La stima è che, poichè la grandissima parte degli appalti di lavori pubblici affidati si pone sotto la soglia comunitaria, oltre il 98% degli appalti sfuggirà a qualsiasi regola di concorrenzialità. Fidare sui flebili principi della “fiducia” o del “risultato”, enunciati quasi come una bandierina un po’ scolorita, come anticorpi contro una deriva verso appalti costosi, non concorrenziali, non aperti al mercato, ma esposti a rischi di pressioni formidabili, è sostanzialmente da ingenui.
Il nuovo codice, poi, riesuma completamente strumenti come l’appalto integrato e perfino il general contractor: un incentivo alle amministrazioni pubbliche a rinunciare alla propria funzione di programmazione dei lavoro e delle opere, la cui iniziativa viene lasciata anche in merito alla valutazione dei fabbisogni, al “privato”, che potrà comunque contare, sebbene si tratti di istituti appartenenti alla famiglia delle concessioni, su sostanziosi trasferimenti pubblici.
Il codice conserva la caotica ed inefficiente normativa sulla qualificazione delle stazioni appaltanti e forme coatte di aggregazione delle gare, in particolare per gli enti locali, con effetti esiziali sull’ordine delle competenze e la stessa chiarezza su chi possa o debba seguire quali spezzoni della procedura.
Inoltre, si introduce l’evitabilissimo elemento della facoltà di prevedere prestazioni professionali gratuite, altro colpo formidabile alla concorrenza e al mercato, del quale non si sentiva assolutamente il bisogno.
A fronte di pochi elementi di semplificazione rilevabili nel ridisegno più razionale del flusso che porta alla sottoscrizione del contratto (si anticipa, correttamente, la verifica dei requisiti all’aggiudicazione “definitiva”), le “marce forzate” imposte per gli affidamenti non segnano affatto tempistiche particolarmente brevi, nè, come logico, lo sforamento dei tempi comporta conseguenze come la decadenza o la nullità dei provvedimenti: non ci si può certo permettere la vanificazione di mesi di lavoro, per un aspetto formalistico.
La questione dei subappalti a cascata è pura polemica politica: sono da attuare direttive Ue, magari non proprio in linea con la realtà imprenditoriale e con i problemi di criminalità organizzata in Italia, ma tale attuazione è inevitabile.
Restano anche le norme velleitarie sulle opportunità lavorative per giovani, disabili e donne (in un settore, quello dell’edilizia, che per ovvie ragioni è poco frequentato dalle donne per loro precisa scelta), così come restano le confuse disposizioni sui costi minimi del personale da adibire ai lavori. Un giustissimo principio, quello dello scomputo di tali costi dalla base alla quale applicare il ribasso, ma un principio di attuazione sostanzialmente tra l’impossibile ed il velleitario, nel Paese le cui policy, da anni, qualunque siano state le maggioranze in Parlamento, sono orientate a non determinare un minimo unico salariale. Sicchè, anche la “clausola sociale” che dovrebbe garantire l’occupazione dei lavoratori in caso di passaggio dell’appalto da un appaltatore all’altro resta comunque un imbellettamento, visto che nella pratica operativa è perfettamente bypassabile.

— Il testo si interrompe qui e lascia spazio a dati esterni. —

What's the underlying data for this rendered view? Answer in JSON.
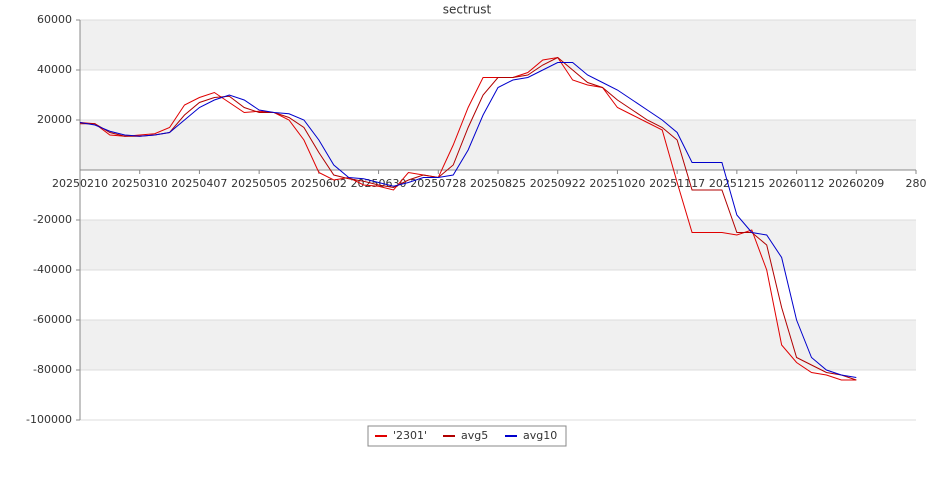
{
  "chart_data": {
    "type": "line",
    "title": "sectrust",
    "x": [
      0,
      5,
      10,
      15,
      20,
      25,
      30,
      35,
      40,
      45,
      50,
      55,
      60,
      65,
      70,
      75,
      80,
      85,
      90,
      95,
      100,
      105,
      110,
      115,
      120,
      125,
      130,
      135,
      140,
      145,
      150,
      155,
      160,
      165,
      170,
      175,
      180,
      185,
      190,
      195,
      200,
      205,
      210,
      215,
      220,
      225,
      230,
      235,
      240,
      245,
      250,
      255,
      260
    ],
    "xlim": [
      0,
      280
    ],
    "xticks": [
      {
        "value": 0,
        "label": "20250210"
      },
      {
        "value": 20,
        "label": "20250310"
      },
      {
        "value": 40,
        "label": "20250407"
      },
      {
        "value": 60,
        "label": "20250505"
      },
      {
        "value": 80,
        "label": "20250602"
      },
      {
        "value": 100,
        "label": "20250630"
      },
      {
        "value": 120,
        "label": "20250728"
      },
      {
        "value": 140,
        "label": "20250825"
      },
      {
        "value": 160,
        "label": "20250922"
      },
      {
        "value": 180,
        "label": "20251020"
      },
      {
        "value": 200,
        "label": "20251117"
      },
      {
        "value": 220,
        "label": "20251215"
      },
      {
        "value": 240,
        "label": "20260112"
      },
      {
        "value": 260,
        "label": "20260209"
      },
      280
    ],
    "ylim": [
      -100000,
      60000
    ],
    "yticks": [
      60000,
      40000,
      20000,
      -20000,
      -40000,
      -60000,
      -80000,
      -100000
    ],
    "grid": true,
    "legend": "bottom",
    "series": [
      {
        "name": "'2301'",
        "color": "#e00000",
        "values": [
          19000,
          18500,
          14000,
          13500,
          14000,
          14500,
          17000,
          26000,
          29000,
          31000,
          27000,
          23000,
          23500,
          23000,
          20000,
          12000,
          -1000,
          -4000,
          -3000,
          -6000,
          -6500,
          -8000,
          -1000,
          -2000,
          -3000,
          10000,
          25000,
          37000,
          37000,
          37000,
          39000,
          44000,
          45000,
          36000,
          34000,
          33000,
          25000,
          22000,
          19000,
          16000,
          -5000,
          -25000,
          -25000,
          -25000,
          -26000,
          -24000,
          -40000,
          -70000,
          -77000,
          -81000,
          -82000,
          -84000,
          -84000
        ]
      },
      {
        "name": "avg5",
        "color": "#b00000",
        "values": [
          18500,
          18500,
          15000,
          13500,
          13500,
          14000,
          15000,
          22000,
          27000,
          29000,
          29500,
          25000,
          23000,
          23000,
          21000,
          17000,
          7000,
          -2000,
          -3500,
          -4500,
          -6000,
          -7000,
          -4000,
          -2000,
          -3000,
          2000,
          17000,
          30000,
          37000,
          37000,
          38000,
          42000,
          45000,
          40000,
          35000,
          33000,
          28000,
          24000,
          20000,
          17000,
          12000,
          -8000,
          -8000,
          -8000,
          -25000,
          -25000,
          -30000,
          -55000,
          -75000,
          -78000,
          -81000,
          -82000,
          -84000
        ]
      },
      {
        "name": "avg10",
        "color": "#0000cc",
        "values": [
          19000,
          18000,
          15500,
          14000,
          13500,
          14000,
          15000,
          20000,
          25000,
          28000,
          30000,
          28000,
          24000,
          23000,
          22500,
          20000,
          12000,
          2000,
          -3000,
          -3500,
          -5000,
          -6500,
          -5000,
          -3000,
          -3000,
          -2000,
          8000,
          22000,
          33000,
          36000,
          37000,
          40000,
          43000,
          43000,
          38000,
          35000,
          32000,
          28000,
          24000,
          20000,
          15000,
          3000,
          3000,
          3000,
          -18000,
          -25000,
          -26000,
          -35000,
          -60000,
          -75000,
          -80000,
          -82000,
          -83000
        ]
      }
    ]
  }
}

Molto profondo l’intervento, poi, sul Rup, che da responsabile unico del procedimento, diviene responsabile unico del progetto. Non è solo una modifica nominalistica; il Rup assume una funzione più organizzativa che procedimentale, ma è evidente che si tratta della solita riforma organizzativa di già difficile comprensione ed attuazione in enti ampi e strutturati, ma di applicazione praticamente impossibile senza forzature, in particolare nel sistema degli enti locali, composto come noto da enti di dimensioni organizzative molto, troppo contenute.
Insomma, considerato che le vecchie norme sugli appalti non hanno certo prodotto grandi risultati in termini di speditezza, efficacia ed economicità, mentre le nuove e recenti norme emergenziali di sicuro non hanno dato alcuna spinta utile alle opere finalizzate al Pnrr, aspettarsi che una riforma volta a condensare queste norme e compendiarle possa dare entro breve tempo forti delusioni non è professione di pessimismo, ma pura constatazione del reale.